In recent years, the homecomings were held via Zoom due to COVID, and while Carmichael said it brought an advantage where people who normally couldn’t attend were able to participate, it created other challenges.

“It was really fun, especially for some of our older, white-haired members,” he said. “They figured it out. The first year, we tried to sing together, and we didn’t know how bad it would be because of the time delays, and it was hysterical.”

The homecoming for the church, founded in 1828 on the county line of Butler and Wilcox counties, featured the standard structure of a worship service, with an invocation, the singing of hymns, an offering, a sermon delivered by guest speaker Dr. Jeffrey Leonard, and the benediction before a feast held at “The Arbor.”

Leonard’s sermon, structured around Psalm 90 and personal anecdotes, discussed the notion of time from a variety of perspectives and how all must learn to embrace their mortality.

“I think that Psalm lines up well with what this family has been doing,” Leonard said. “It’s a Psalm that’s all about treasuring moments, building legacies, and praying that God would help you see the work of your hands endure.”

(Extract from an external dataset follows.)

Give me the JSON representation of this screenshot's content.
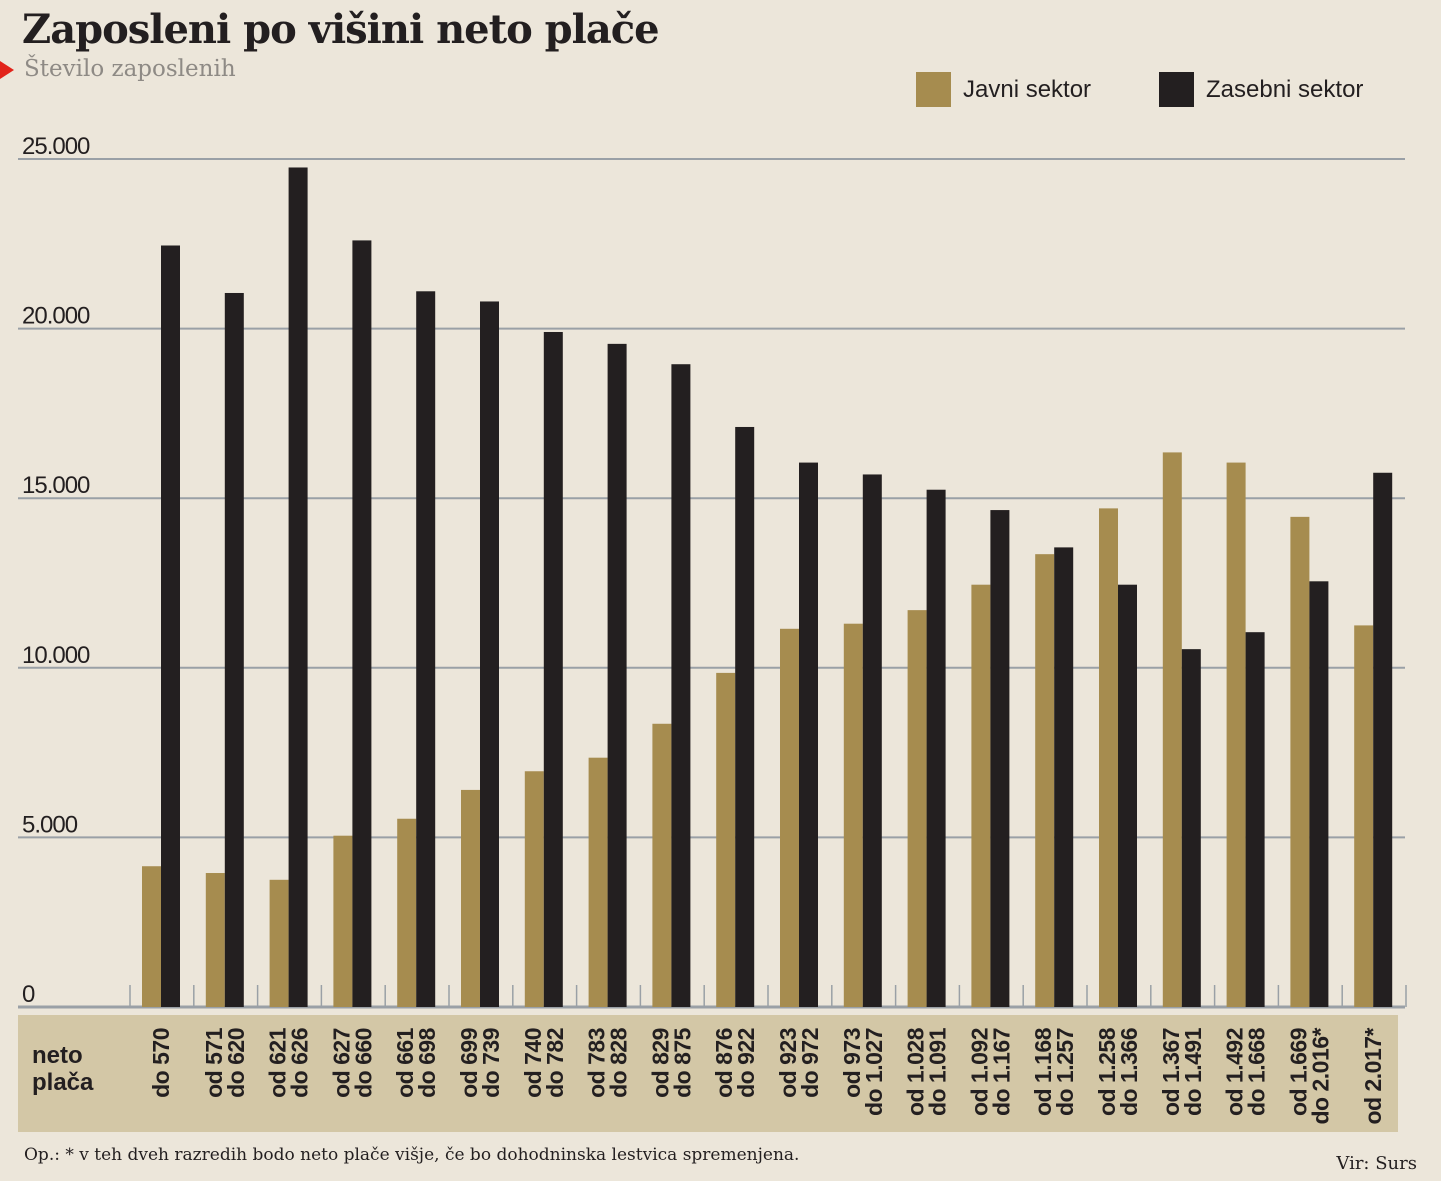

From a personal standpoint, Leonard said he appreciated the opportunity to guide the sermon.
“What’s so wonderful about it is I have a connection with a student who is in her 20s, and then, her grandparents, who are in their 80s,” he said. “I’ve gotten to teach those ends of the family in different venues, and they’ve just always been so kind and loving toward me. It was a real treat to be invited and to get the opportunity to be at something this special.”

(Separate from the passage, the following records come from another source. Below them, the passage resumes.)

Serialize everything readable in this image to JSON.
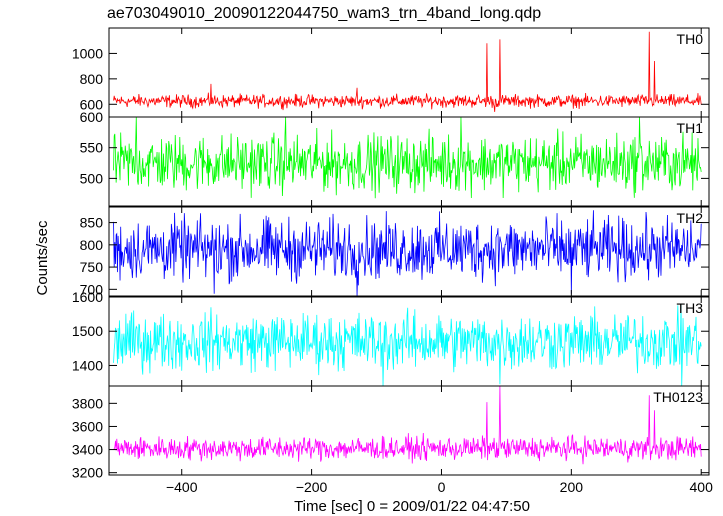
{
  "chart_data": {
    "type": "line",
    "title": "ae703049010_20090122044750_wam3_trn_4band_long.qdp",
    "xlabel": "Time [sec] 0 = 2009/01/22 04:47:50",
    "ylabel": "Counts/sec",
    "xlim": [
      -512,
      412
    ],
    "xticks": [
      -400,
      -200,
      0,
      200,
      400
    ],
    "colors": {
      "TH0": "#ff0000",
      "TH1": "#00ff00",
      "TH2": "#0000ff",
      "TH3": "#00ffff",
      "TH0123": "#ff00ff"
    },
    "panels": [
      {
        "name": "TH0",
        "color": "#ff0000",
        "ylim": [
          500,
          1200
        ],
        "yticks": [
          600,
          800,
          1000
        ],
        "baseline": 625,
        "noise": 55,
        "spikes": [
          {
            "x": -355,
            "y": 760
          },
          {
            "x": -130,
            "y": 730
          },
          {
            "x": 70,
            "y": 1080
          },
          {
            "x": 90,
            "y": 1110
          },
          {
            "x": 82,
            "y": 540
          },
          {
            "x": 320,
            "y": 1170
          },
          {
            "x": 328,
            "y": 940
          }
        ]
      },
      {
        "name": "TH1",
        "color": "#00ff00",
        "ylim": [
          455,
          600
        ],
        "yticks": [
          500,
          550,
          600
        ],
        "baseline": 525,
        "noise": 50,
        "spikes": [
          {
            "x": -470,
            "y": 600
          },
          {
            "x": -240,
            "y": 600
          },
          {
            "x": 30,
            "y": 600
          },
          {
            "x": 305,
            "y": 600
          }
        ]
      },
      {
        "name": "TH2",
        "color": "#0000ff",
        "ylim": [
          685,
          885
        ],
        "yticks": [
          700,
          750,
          800,
          850
        ],
        "baseline": 790,
        "noise": 75,
        "spikes": [
          {
            "x": -350,
            "y": 690
          },
          {
            "x": -130,
            "y": 685
          },
          {
            "x": 200,
            "y": 690
          }
        ]
      },
      {
        "name": "TH3",
        "color": "#00ffff",
        "ylim": [
          1340,
          1600
        ],
        "yticks": [
          1400,
          1500,
          1600
        ],
        "baseline": 1470,
        "noise": 90,
        "spikes": [
          {
            "x": -90,
            "y": 1340
          },
          {
            "x": 90,
            "y": 1345
          },
          {
            "x": 370,
            "y": 1340
          }
        ]
      },
      {
        "name": "TH0123",
        "color": "#ff00ff",
        "ylim": [
          3180,
          3950
        ],
        "yticks": [
          3200,
          3400,
          3600,
          3800
        ],
        "baseline": 3410,
        "noise": 110,
        "spikes": [
          {
            "x": 70,
            "y": 3810
          },
          {
            "x": 90,
            "y": 3950
          },
          {
            "x": 320,
            "y": 3870
          },
          {
            "x": 328,
            "y": 3740
          }
        ]
      }
    ]
  }
}
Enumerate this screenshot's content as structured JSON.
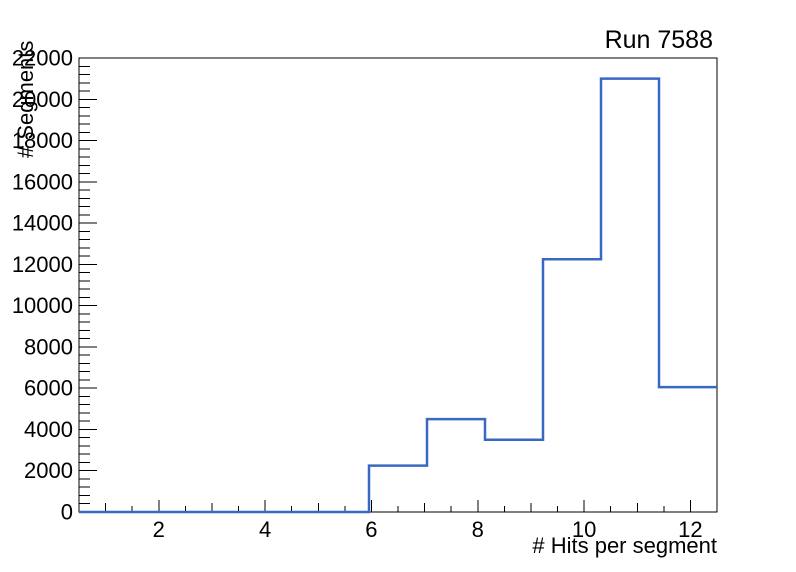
{
  "window": {
    "background_color": "#ffffff"
  },
  "chart_data": {
    "type": "histogram-step",
    "title": "Run 7588",
    "xlabel": "# Hits per segment",
    "ylabel": "# Segments",
    "xlim": [
      0.5,
      12.5
    ],
    "ylim": [
      0,
      22000
    ],
    "x_major_ticks": [
      2,
      4,
      6,
      8,
      10,
      12
    ],
    "y_major_ticks": [
      0,
      2000,
      4000,
      6000,
      8000,
      10000,
      12000,
      14000,
      16000,
      18000,
      20000,
      22000
    ],
    "x_minor_tick_step": 0.5,
    "y_minor_tick_step": 400,
    "grid": false,
    "legend": null,
    "line_color": "#3769c4",
    "frame_color": "#000000",
    "bins": {
      "count": 11,
      "edges": [
        0.5,
        1.5909,
        2.6818,
        3.7727,
        4.8636,
        5.9545,
        7.0455,
        8.1364,
        9.2273,
        10.3182,
        11.4091,
        12.5
      ],
      "values": [
        0,
        0,
        0,
        0,
        0,
        2250,
        4500,
        3500,
        12250,
        21000,
        6050
      ]
    }
  }
}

Jennifer Ellis and her husband, David, traveled from Baton Rouge, Louisiana, to attend the event.
“I came (to the church) one time as a child,” she said. “I was about eight years old, with my grandmother, then I didn’t come again until 15 years ago when my sister brought me here. I’ve been almost every year in the past 15 years. I’ve made some lifelong friends who are actually distant cousins and found it really neat how much we have in common, even though we’re distantly-related. To have it culminate in a worship service is very meaningful.”

Robert Lewis Robinson, 15, caught up with friends and family during the event.

“It’s just a fun get-together,” he said. “It’s fun to see all your old pals from everywhere in the world.”

Erskine Carmichael, 90, returned from Birmingham to celebrate the homecoming.

“It’s been a long time, and yet people are still very active in the pursuit of staying together,” he said. “This cemetery is one of the drawing points, I think, too, because we have so many of our relatives buried here, and I’m going to be buried here shortly.”

He added he’s glad to see so many people returning home to honor the legacy of the church.
“This particular church has spawned many professional people who have done well, served in the military, and served in many positions,” Erskine said. “The fact it serves as a focal point for the families to still have an interest in coming back is remarkable, and I think it has something to do with the closeness of our families and the fact we consider the predecessors as people who’ve contributed to this community and country.”